Islamabad, Nov. 13 (Reuters): Pakistani President Pervez Musharraf summoned the country’s parliament to meet today after the main pro-military party and a Right-wing Islamic alliance moved closer to a coalition pact.

“The President has called the National Assembly session at 11 o’clock on Saturday,” Anwar Mehmood, permanent secretary of the information ministry, said today. The announcement, also carried on state-run Pakistan Television, came even though the political parties that contested general elections on October 10 have yet to finalise a coalition to return the country to civilian rule.

However, the pro-military Pakistan Muslim League Quaid-e-Azam (PML-QA) and the Muttahida Majlis-e-Amal (MMA) alliance of six Right-wing religious parties say they have narrowed differences that prevented an earlier attempt to form a coalition.

Musharraf, who seized power in a bloodless coup in 1999, initially summoned the Assembly to meet on November 8, but was forced to delay the session after parties were unable to agree coalition terms.

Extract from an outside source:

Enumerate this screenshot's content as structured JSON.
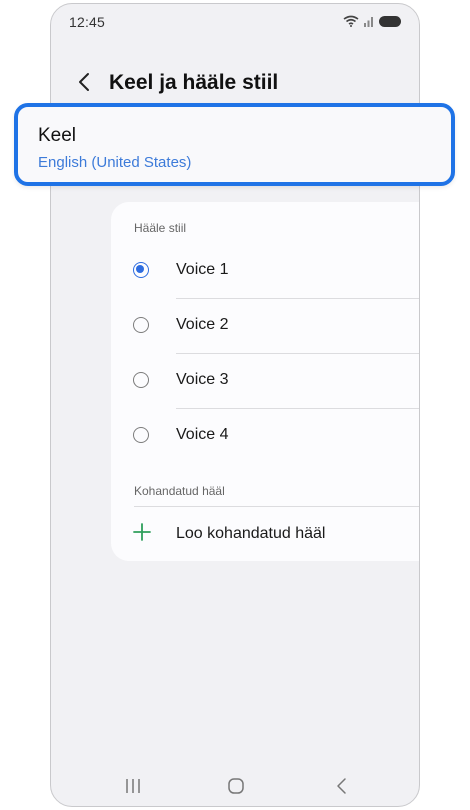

Leaders of MMA and PML-QA met again today to thrash out differences. “There was progress,” Qazi Hussain Ahmed, a senior MMA official, said later. He said joint proposals to reverse controversial constitutional amendments introduced by Musharraf before the polls would be put to the government.

Another MMA official, Hafiz Hussain Ahmed, said the two parties agreed on the need to abolish a National Security Council intended to oversee the work of parliament.

The pro-military Muslim League secured 118 seats in the election, making it the largest party. But it fell well short of the 172 needed for a simple majority in the 342-seat National Assembly, forcing it to try to negotiate a coalition.

The Islamists, who campaigned on a strongly anti-US platform — seeking the immediate removal of US bases from Pakistan and imposition of Islamic law — secured an unexpected 60 seats giving them the balance of power.

The alliance’s earlier attempts to negotiate with both pro-military and anti-military parties stalled on its insistence that its leader, conservative Islamic cleric Razal-ur-Rehman, should become Prime Minister.